When we compare the performance of all the algorithms across different datasets, we observe varying performance. For example, across all the metrics, the performance of dynamic link prediction on Facebook graph is lower than the performance on Collaboration graph, which, subsequently, is lower than the performance on Enron graph, indicating that link prediction in Facebook data is a harder problem to solve. The performance improvement of GraTFEL over the second best method for Facebook is the largest among the three datasets across all three metrics.
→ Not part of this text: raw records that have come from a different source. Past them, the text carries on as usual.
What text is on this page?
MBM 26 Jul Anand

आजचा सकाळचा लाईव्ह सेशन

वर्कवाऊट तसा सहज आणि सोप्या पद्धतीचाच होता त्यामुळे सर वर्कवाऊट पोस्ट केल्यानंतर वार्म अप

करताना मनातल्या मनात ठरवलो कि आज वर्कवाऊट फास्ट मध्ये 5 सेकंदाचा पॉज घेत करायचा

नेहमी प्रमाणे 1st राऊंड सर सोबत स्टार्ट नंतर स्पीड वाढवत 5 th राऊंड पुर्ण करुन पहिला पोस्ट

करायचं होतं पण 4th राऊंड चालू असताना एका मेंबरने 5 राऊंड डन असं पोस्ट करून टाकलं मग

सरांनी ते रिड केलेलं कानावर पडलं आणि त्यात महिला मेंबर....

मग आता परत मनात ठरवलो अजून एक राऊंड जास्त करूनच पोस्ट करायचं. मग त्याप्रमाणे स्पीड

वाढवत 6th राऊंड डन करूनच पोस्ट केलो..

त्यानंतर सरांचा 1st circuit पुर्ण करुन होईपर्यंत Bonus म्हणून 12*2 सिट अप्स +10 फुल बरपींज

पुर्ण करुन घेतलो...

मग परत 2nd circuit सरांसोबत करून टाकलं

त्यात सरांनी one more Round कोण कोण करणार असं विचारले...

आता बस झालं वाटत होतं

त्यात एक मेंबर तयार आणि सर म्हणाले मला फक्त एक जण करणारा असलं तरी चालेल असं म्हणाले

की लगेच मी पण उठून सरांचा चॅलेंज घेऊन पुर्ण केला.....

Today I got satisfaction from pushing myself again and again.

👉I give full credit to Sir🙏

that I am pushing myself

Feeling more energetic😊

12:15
5.6 Contribution of Unsupervised Feature Extraction

GraTFEL has two novel aspects: first, utilization of graphlet transition events (GTEs) as features, and the second is unsupervised feature learning by optimal coding. In this section, we compare the relative contribution of these two aspects in the performance of GraTFEL. For this comparison, we build a version of GraTFEL which we call GTLiP. GTLiP uses GTEs just like GraTFEL, but it does not use optimal coding, rather it uses the GTEs directly as features. In Fig. 6, we show the comparison between GraTFEL, and GTLiP using \(NDCG_p\) for different p values for all the datasets. The superiority of GraTFEL over GTLiP for all the datasets over a range of p values is clearly evident from the three charts. GTLiP also outperforms all the competing methods. Comparison of GTLiP and other competing methods is not shown in this figure, but the \(NDCG_{50}\) from this figure can be compared with \(NDCG_{50}\) charts in Fig. 5 for confirming this claim. This shows that GTE based features, irrespective of unsupervised coding, improve the dynamic link prediction performance over the existing state of-art dynamic link prediction methods.

Fig. 6.
figure 6

Performance comparison between link prediction methods with (GraTFEL) and without (GTLiP) unsupervised feature extraction. Y-axis represents the \(NDCG_p\) score and X-axis represents the value of p.

6 Conclusion

In this paper, we present a dynamic link prediction method, which uses unsupervised coding of graphlet transition events. We demonstrate that the proposed method performs better than several topological feature based methods and several time series based methods on three real-life dynamic graph datasets.